今まで試合に出ていた二人は交代になり戻ってきたようだ。
「しおたんあれだね。こいわずらい!」
左十が無邪気に手でハート型を作りキャッキャ言っている。
(すごい、ちゃんと全部ひらがなに聞こえる)
頭は悪いが左十は素直で陽気だ。外見も色素が薄くて男臭くない。オレよりは背が高いけど華奢だし目がパッチリしていて、西洋の人形みたいだ。

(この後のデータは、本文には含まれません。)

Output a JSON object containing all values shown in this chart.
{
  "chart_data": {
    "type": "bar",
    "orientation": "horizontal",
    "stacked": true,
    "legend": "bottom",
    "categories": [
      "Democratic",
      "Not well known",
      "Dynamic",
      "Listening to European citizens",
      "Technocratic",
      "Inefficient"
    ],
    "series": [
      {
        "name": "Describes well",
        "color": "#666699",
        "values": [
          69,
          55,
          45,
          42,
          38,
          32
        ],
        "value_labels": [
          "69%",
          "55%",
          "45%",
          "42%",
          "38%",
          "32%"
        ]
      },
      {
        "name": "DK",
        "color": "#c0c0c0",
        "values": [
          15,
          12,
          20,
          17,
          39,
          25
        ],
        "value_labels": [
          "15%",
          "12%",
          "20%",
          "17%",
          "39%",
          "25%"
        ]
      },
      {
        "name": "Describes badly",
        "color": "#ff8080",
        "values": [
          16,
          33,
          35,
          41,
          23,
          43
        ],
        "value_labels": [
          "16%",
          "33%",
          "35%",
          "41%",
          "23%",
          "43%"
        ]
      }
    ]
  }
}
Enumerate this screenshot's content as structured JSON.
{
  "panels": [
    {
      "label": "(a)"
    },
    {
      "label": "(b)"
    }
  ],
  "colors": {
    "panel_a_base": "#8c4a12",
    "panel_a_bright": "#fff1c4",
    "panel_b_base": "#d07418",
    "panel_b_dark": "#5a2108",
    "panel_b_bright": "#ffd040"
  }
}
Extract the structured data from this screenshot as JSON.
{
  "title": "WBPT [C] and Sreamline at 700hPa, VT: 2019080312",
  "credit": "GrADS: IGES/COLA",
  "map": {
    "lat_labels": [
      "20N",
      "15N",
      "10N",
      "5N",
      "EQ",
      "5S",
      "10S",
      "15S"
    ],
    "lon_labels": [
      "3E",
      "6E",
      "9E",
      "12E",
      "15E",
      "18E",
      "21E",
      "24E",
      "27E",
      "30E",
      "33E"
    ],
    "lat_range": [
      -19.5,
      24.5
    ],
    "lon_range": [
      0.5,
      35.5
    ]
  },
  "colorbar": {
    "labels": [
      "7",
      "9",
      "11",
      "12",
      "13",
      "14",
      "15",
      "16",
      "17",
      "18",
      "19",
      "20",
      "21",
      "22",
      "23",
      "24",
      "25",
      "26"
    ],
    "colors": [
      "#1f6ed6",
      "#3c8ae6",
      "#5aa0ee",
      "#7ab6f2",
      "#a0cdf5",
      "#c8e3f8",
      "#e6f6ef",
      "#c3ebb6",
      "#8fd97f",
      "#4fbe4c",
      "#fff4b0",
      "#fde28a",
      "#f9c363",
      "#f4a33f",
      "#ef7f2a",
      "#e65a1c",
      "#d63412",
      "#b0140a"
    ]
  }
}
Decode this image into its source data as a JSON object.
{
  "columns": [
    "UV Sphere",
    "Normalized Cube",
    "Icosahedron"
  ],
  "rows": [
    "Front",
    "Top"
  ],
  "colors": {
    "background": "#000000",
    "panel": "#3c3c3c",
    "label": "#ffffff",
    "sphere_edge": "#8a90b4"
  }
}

「左十なら、かわいいっていうのも分かんなくない……」
少なくともオレに使うより全然違和感がない。
「へ?」
「はぁー?」
左十と右白が顔を見合わせた。それから左十が笑い出す。
「うん、オレはかわいーよ。でも顔だけ。結構肉食ー」
「自分で言ってんの腹立つわ。よっぽど汐見の方がかわいいっての」
「──っぐ、ぅ!?」
右白に真顔で言われて変な声が出る。
「そうそう。シオの方が全然かわいいよ。こういうトコとかさ」
左十に地面を指さされて、しまったと思う。半分無意識に棒切れで描いた、特徴のある髪型の落書きが残っている。
「すげえ。あいつそっくり」
足で消す前に身を乗り出した右白にも見つかってしまう。
右白は髪も固くて真っ黒で、一文字の眉も凛々しく男らしい。左十とは真逆のタイプだ。この3人の中では一番体格も良い。どっちかで言えばオレは右白寄りだ。
「右白はかわいいって言われたいと思ったりする?」
一瞬の内に右白の表情が様々に変化した。多分、言いたいことが山程あるんだろう。
「ねえよ」
最終的に無表情になりそっけなく言われた。まあ、そうだよな。
「オレはぁ、言われたーい」
左十が脳天気に笑っている。
「お前、もじゃ男になんか言われたのか。それでヘコんでんの?」
心配そうに右白はオレを見た。
「そんなんじゃないよ。どっちかっつーと自己嫌悪」
「だいじょぶだいじょぶ。シオかわいいよ!ぎゅーってしたくなる!」
そう言って飛びかかってきた左十に押し倒される。
「うわ、やめろ!」
「オレだって余裕」
その上、右白まで覆いかぶさってくる。
「オレが無理、ムリだってっっ!」
「お前ら、休み時間じゃないからな!ランニングさせるぞ!」
体育の先生に怒鳴られた。
「センセーごめーん」
「すいませーん」
「さーせーん」
左十とオレと右白が口々に謝る。
「なあ、お前あいつに告白すんの?」
右白がさっきよりは声を潜めてくる。
「……っていうか、オレの気持ちはバレてるっぽい」
「ぽいって、どういうことだよ」
「オレがテンパりすぎるから慣れさせようとして……触ってくる」
「お前それ、やべえだろ」
右白は眉をひそめる。
「なんで」
「近すぎると思ってたけど、そんな理由で触るとか体目的じゃん」
「うっわ右白、童貞発言。近いの最初っからじゃん間宮センセ。スキンシップでしょ、どう考えても」
聞いていた左十が茶々を入れた。
「違えよ!おっかしいだろ」
「じゃあシオ、エロい事されたー?」
確認を取るように左十に訊かれる。
「エロいこと……は、ない……?」
触り方は確かにエロい。でもオレが冷静じゃないから、そう思うだけかもしれない。
「そんじゃあ、キスされた?」
「されてない」
「してきたら、本気だと思うんだけどなー」
「遊びでキスなんかしねえんじゃね?オレ反対。あいつ胡散臭え」
右白がそっぽを向いてつぶやいた。
「うーん、オレは有り。大事にしてくれそー」
左十も考えてからそう答える。
(なんかどっちも正しい気がする……)
「なんかあったら言えよ。オレは汐見の味方だから」
右白がオレに向き直る。真面目に言ってくれている。
「オレだってそうだよ!当たって砕けたら慰めたげる!」
声を弾ませ左十がしがみついて来る。
「左十てめえ、なにかっつーと汐見に甘えやがって」
何故か対抗心を燃やした右白にも抱きつかれる。勢いづいた二人を支えられるわけがない。また後ろに倒れた。
「お前らそんなに走りたいか。わかった、チャイム鳴るまで好きなだけ走れ!」
先生が仁王立ちで雷を落とす。
オレたちは責任を押し付け合いながら粛々とランニングを行った。